Please welcome Jim Prentice, Minister of Everything
So many portfolios, so few competent people to staff them.The Toronto Star‘s James Travers advises the Prime Minister to worry less about Quebec in making his new Cabinet and worry more about “managing what’s happening in the United States”—i.e., the financial crisis and the impending challenges and opportunities of a Barack Obama presidency. Harper “needs broad foreign affairs shoulders to help carry the Atlas load of change and crises,” for example—that’s some classic Travers prose right there!—and those shoulders, he says, belong to Jim Prentice. He expects Lawrence Cannon to replace Prentice at Industry, David Emerson to be dispatched to Washington as ambassador “to explain to Washington Democrats why protectionism may be good short-term politics but a lousy way to advance the long-term interests of either country” (which strikes us as a fine idea) and Jim Flaherty to remain at finance, where he can “absorb the inevitable blame for hard times.” (We have no problem with that, either.)

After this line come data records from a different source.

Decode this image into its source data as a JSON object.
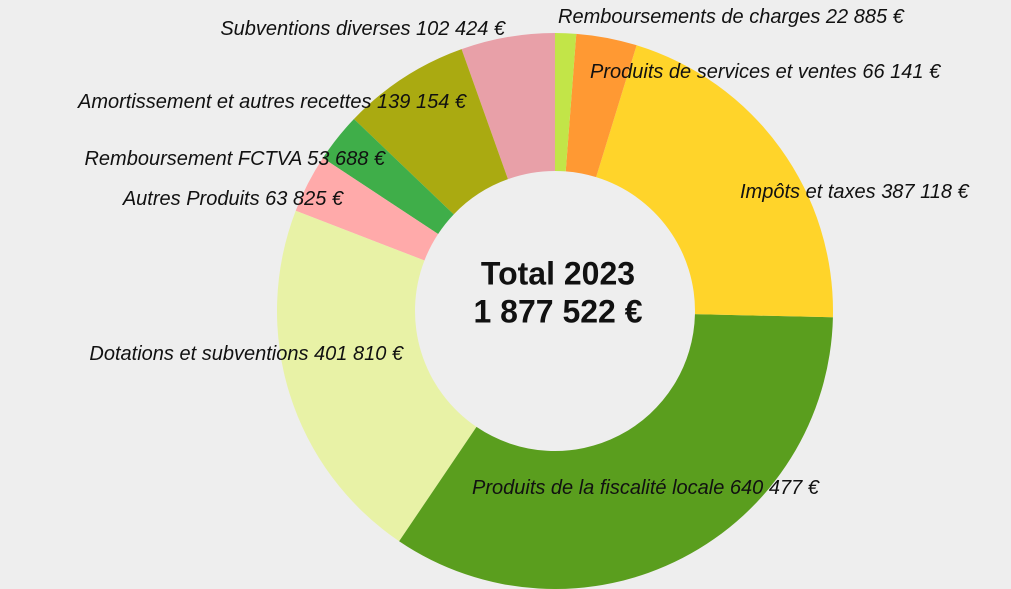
{
  "chart_data": {
    "type": "donut",
    "categories": [
      "Remboursements de charges",
      "Produits de services et ventes",
      "Impôts et taxes",
      "Produits de la fiscalité locale",
      "Dotations et subventions",
      "Autres Produits",
      "Remboursement FCTVA",
      "Amortissement et autres recettes",
      "Subventions diverses"
    ],
    "values": [
      22885,
      66141,
      387118,
      640477,
      401810,
      63825,
      53688,
      139154,
      102424
    ],
    "value_labels": [
      "22 885 €",
      "66 141 €",
      "387 118 €",
      "640 477 €",
      "401 810 €",
      "63 825 €",
      "53 688 €",
      "139 154 €",
      "102 424 €"
    ],
    "colors": [
      "#c2e548",
      "#ff9933",
      "#ffd42a",
      "#5a9e1e",
      "#e8f2a6",
      "#ffaaaa",
      "#3fae49",
      "#aaaa11",
      "#e8a0a8"
    ],
    "center_title": "Total 2023",
    "center_value": "1 877 522 €"
  }
}
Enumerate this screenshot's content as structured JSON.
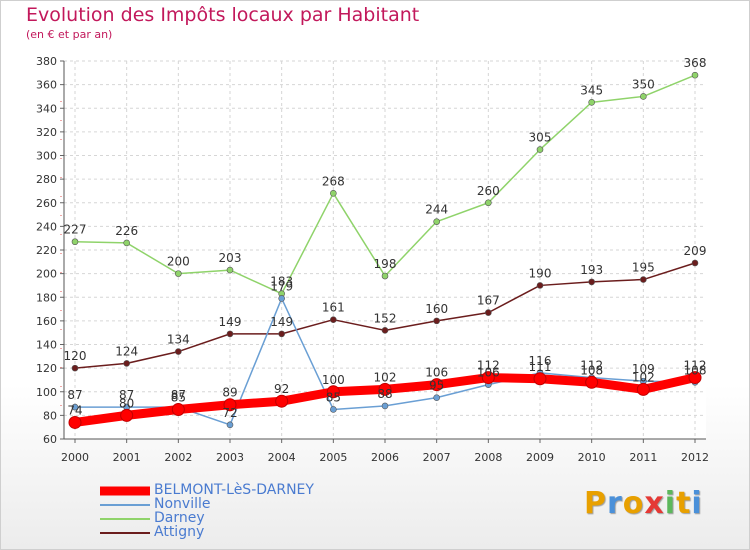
{
  "title": "Evolution des Impôts locaux par Habitant",
  "subtitle": "(en € et par an)",
  "logo_letters": [
    {
      "ch": "P",
      "color": "#e8a000"
    },
    {
      "ch": "r",
      "color": "#4a90d9"
    },
    {
      "ch": "o",
      "color": "#e8a000"
    },
    {
      "ch": "x",
      "color": "#e53935"
    },
    {
      "ch": "i",
      "color": "#5cb85c"
    },
    {
      "ch": "t",
      "color": "#e8a000"
    },
    {
      "ch": "i",
      "color": "#4a90d9"
    }
  ],
  "chart_data": {
    "type": "line",
    "x": [
      "2000",
      "2001",
      "2002",
      "2003",
      "2004",
      "2005",
      "2006",
      "2007",
      "2008",
      "2009",
      "2010",
      "2011",
      "2012"
    ],
    "ylim": [
      60,
      380
    ],
    "yticks": [
      60,
      80,
      100,
      120,
      140,
      160,
      180,
      200,
      220,
      240,
      260,
      280,
      300,
      320,
      340,
      360,
      380
    ],
    "grid": true,
    "legend_position": "bottom-left",
    "series": [
      {
        "name": "BELMONT-LèS-DARNEY",
        "color": "#ff0000",
        "line_width": 9,
        "marker_r": 6,
        "values": [
          74,
          80,
          85,
          89,
          92,
          100,
          102,
          106,
          112,
          111,
          108,
          102,
          112
        ]
      },
      {
        "name": "Nonville",
        "color": "#6a9fd4",
        "line_width": 1.5,
        "marker_r": 3,
        "values": [
          87,
          87,
          87,
          72,
          179,
          85,
          88,
          95,
          106,
          116,
          112,
          109,
          108
        ]
      },
      {
        "name": "Darney",
        "color": "#8fd36a",
        "line_width": 1.5,
        "marker_r": 3,
        "values": [
          227,
          226,
          200,
          203,
          183,
          268,
          198,
          244,
          260,
          305,
          345,
          350,
          368
        ]
      },
      {
        "name": "Attigny",
        "color": "#6b1d1d",
        "line_width": 1.5,
        "marker_r": 3,
        "values": [
          120,
          124,
          134,
          149,
          149,
          161,
          152,
          160,
          167,
          190,
          193,
          195,
          209
        ]
      }
    ]
  }
}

Sun Media’s Greg Weston expects few fireworks in the Cabinet shuffle. He has Prentice staying at Industry “to deal with the growing upheaval in the manufacturing sector, including the possible demise of the auto industry as we know it,” and he thinks Cannon would be ideal for Foreign Affairs except that “he will likely be Harper’s lieutenant for Quebec,” which is “a full-time job in itself.” That leaves… holy Hannah, Stockwell Day? Oh, come on!